Gus stopped playing. “What are you making there?”

Harry sighted the birch up and down, looked across the fire, and said, “Play me another ditty, would you?”

Gus strummed the mandolin only once before repeating the question.

“I guess,” Harry said, “it’s going to be a calendar. We can notch all our days on it.” He nodded, satisfied, and said, “Now play me that song again, eh?”

So Gus did. He played until the stars jumped out.

For two days they paddled against the Burnt Wood’s weakening current, portaging the saults, making lunches over fires on the river’s edge, pitching their canvas each night in clearings. Already each was growing used to the silence of the other’s company. And to the strange beckonings from the wilderness.

Here the river was narrowing even as the trees on shore grew more distant. On either side they could touch the tall and browning cattails with the blades of their paddles, the boggy water beyond seeping toward the jack pines ashore.

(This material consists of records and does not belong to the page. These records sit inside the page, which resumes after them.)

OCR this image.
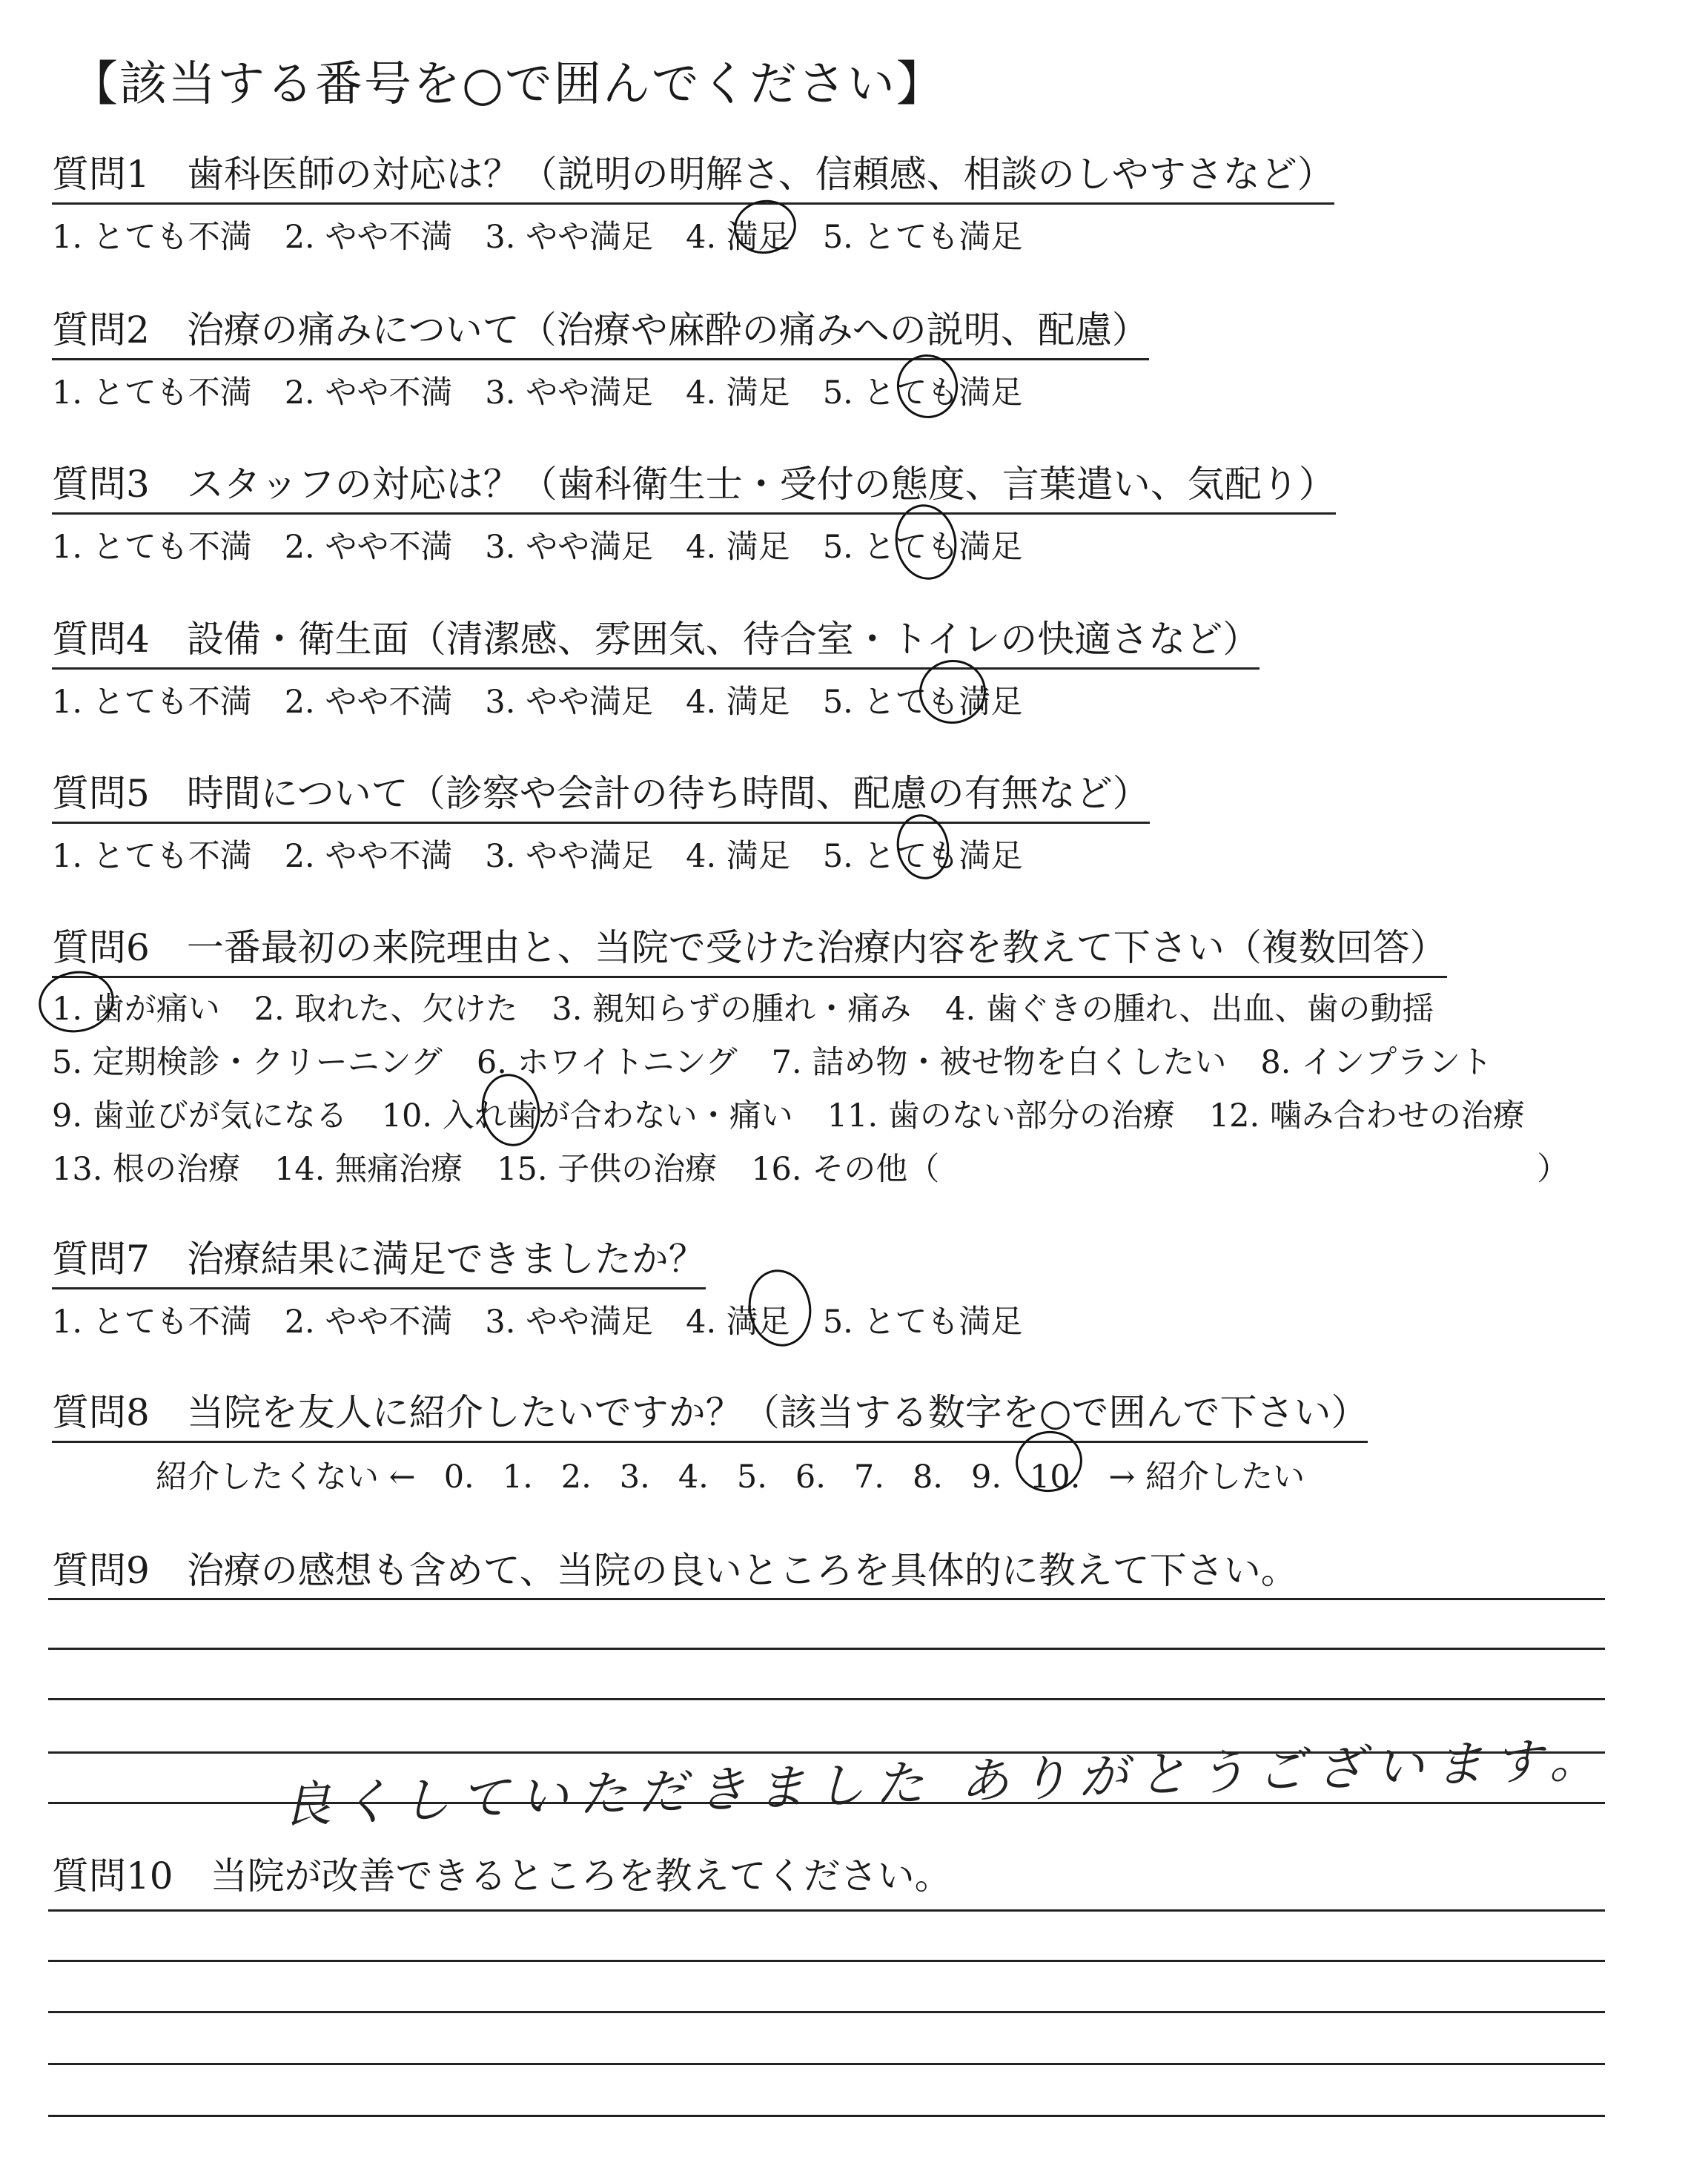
【該当する番号を○で囲んでください】
質問1 歯科医師の対応は？（説明の明解さ、信頼感、相談のしやすさなど）
1. とても不満 2. やや不満 3. やや満足 4. 満足 5. とても満足
質問2 治療の痛みについて（治療や麻酔の痛みへの説明、配慮）
1. とても不満 2. やや不満 3. やや満足 4. 満足 5. とても満足
質問3 スタッフの対応は？（歯科衛生士・受付の態度、言葉遣い、気配り）
1. とても不満 2. やや不満 3. やや満足 4. 満足 5. とても満足
質問4 設備・衛生面（清潔感、雰囲気、待合室・トイレの快適さなど）
1. とても不満 2. やや不満 3. やや満足 4. 満足 5. とても満足
質問5 時間について（診察や会計の待ち時間、配慮の有無など）
1. とても不満 2. やや不満 3. やや満足 4. 満足 5. とても満足
質問6 一番最初の来院理由と、当院で受けた治療内容を教えて下さい（複数回答）
1. 歯が痛い 2. 取れた、欠けた 3. 親知らずの腫れ・痛み 4. 歯ぐきの腫れ、出血、歯の動揺
5. 定期検診・クリーニング 6. ホワイトニング 7. 詰め物・被せ物を白くしたい 8. インプラント
9. 歯並びが気になる 10. 入れ歯が合わない・痛い 11. 歯のない部分の治療 12. 噛み合わせの治療
13. 根の治療 14. 無痛治療 15. 子供の治療 16. その他（	）
質問7 治療結果に満足できましたか？
1. とても不満 2. やや不満 3. やや満足 4. 満足 5. とても満足
質問8 当院を友人に紹介したいですか？（該当する数字を○で囲んで下さい）
紹介したくない ← 0. 1. 2. 3. 4. 5. 6. 7. 8. 9. 10. → 紹介したい
質問9 治療の感想も含めて、当院の良いところを具体的に教えて下さい。
良くしていただきました ありがとうございます。
質問10 当院が改善できるところを教えてください。
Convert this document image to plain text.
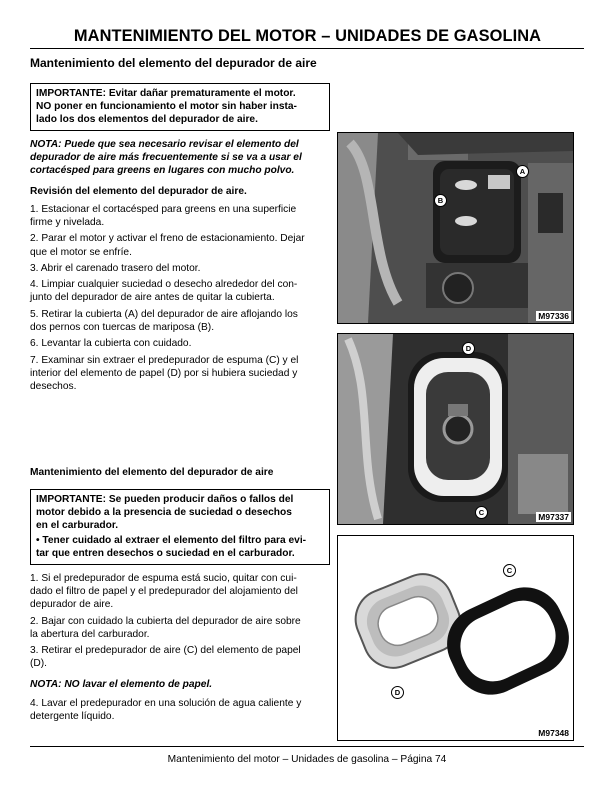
MANTENIMIENTO DEL MOTOR – UNIDADES DE GASOLINA
Mantenimiento del elemento del depurador de aire

IMPORTANTE: Evitar dañar prematuramente el motor.

NO poner en funcionamiento el motor sin haber insta-

lado los dos elementos del depurador de aire.

NOTA: Puede que sea necesario revisar el elemento del
depurador de aire más frecuentemente si se va a usar el
cortacésped para greens en lugares con mucho polvo.
Revisión del elemento del depurador de aire.
1. Estacionar el cortacésped para greens en una superficie
firme y nivelada.
2. Parar el motor y activar el freno de estacionamiento. Dejar
que el motor se enfríe.
3. Abrir el carenado trasero del motor.
4. Limpiar cualquier suciedad o desecho alrededor del con-
junto del depurador de aire antes de quitar la cubierta.
5. Retirar la cubierta (A) del depurador de aire aflojando los
dos pernos con tuercas de mariposa (B).
6. Levantar la cubierta con cuidado.
7. Examinar sin extraer el predepurador de espuma (C) y el
interior del elemento de papel (D) por si hubiera suciedad y
desechos.
Mantenimiento del elemento del depurador de aire

IMPORTANTE: Se pueden producir daños o fallos del

motor debido a la presencia de suciedad o desechos

en el carburador.

• Tener cuidado al extraer el elemento del filtro para evi-

tar que entren desechos o suciedad en el carburador.

1. Si el predepurador de espuma está sucio, quitar con cui-
dado el filtro de papel y el predepurador del alojamiento del
depurador de aire.
2. Bajar con cuidado la cubierta del depurador de aire sobre
la abertura del carburador.
3. Retirar el predepurador de aire (C) del elemento de papel
(D).
NOTA: NO lavar el elemento de papel.
4. Lavar el predepurador en una solución de agua caliente y
detergente líquido.
A
B
M97336
D
C	M97337
C
D
M97348
Mantenimiento del motor – Unidades de gasolina – Página 74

Every thirty strokes or so they came upon matted shoreline where moose had come to forage.

As they paddled Harry sang full-voiced: “Le fils du roi s’en va chassant, / En roulant ma boule. / Avec son grand fusil d’argent, rouli, — roulant, ma boule roulant…”

“What’s with the love songs?” Gus said.

“They’re chansons. Voyageur songs.”

“Why holler about it?”

“You want to surprise some bull along this tight stretch of river? With nowhere to turn? They’re hornier than you are right now. We come on one unannounced and you’ll have an antler up your ass faster than you could squeal about it.” Harry smiled and started singing again. They paddled on.

An hour later, the river and muskeg funneled into a narrow watercourse no more than two feet deep and six feet wide. Their paddles struck the rocky riverbed, sending sharp reverberations into their hands. After a few minutes, Harry stepped from his canoe and unpacked a length of rope. Gus did as Harry did. They knotted their lines to the bows, shouldered and tied off the line, and started dragging their boats single-file up what was left of the river. When the trees closed above them, they had to bend and then crawl through the canopy of boughs and branches.

“I hope this means we’re near Burnt Wood Lake,” Harry said. “We ought to be.”

The river was frigid and already Gus’s hands were numb. “Were you expecting this?”

“I wasn’t expecting anything. I will not.” Harry looked over his shoulder, down the starboard side of his canoe, and fixed Gus with his stare. He remembered that stare, Gus did. All these years later, he recognized it as a warning. For Harry knew, sure as Gus did himself, that asking if he’d been anticipating a tangle of trees and shallow water was his son’s first complaint. And them only three days into a trip that would last months.

Gus had not questioned their planning much, but he had wondered — on the night before they departed — why they didn’t just drive up to the public access on Burnt Wood Lake and put in there. It would have taken less than an hour from their front door, saved them a lot of unnecessary effort, and spared them this cloying mess of trees.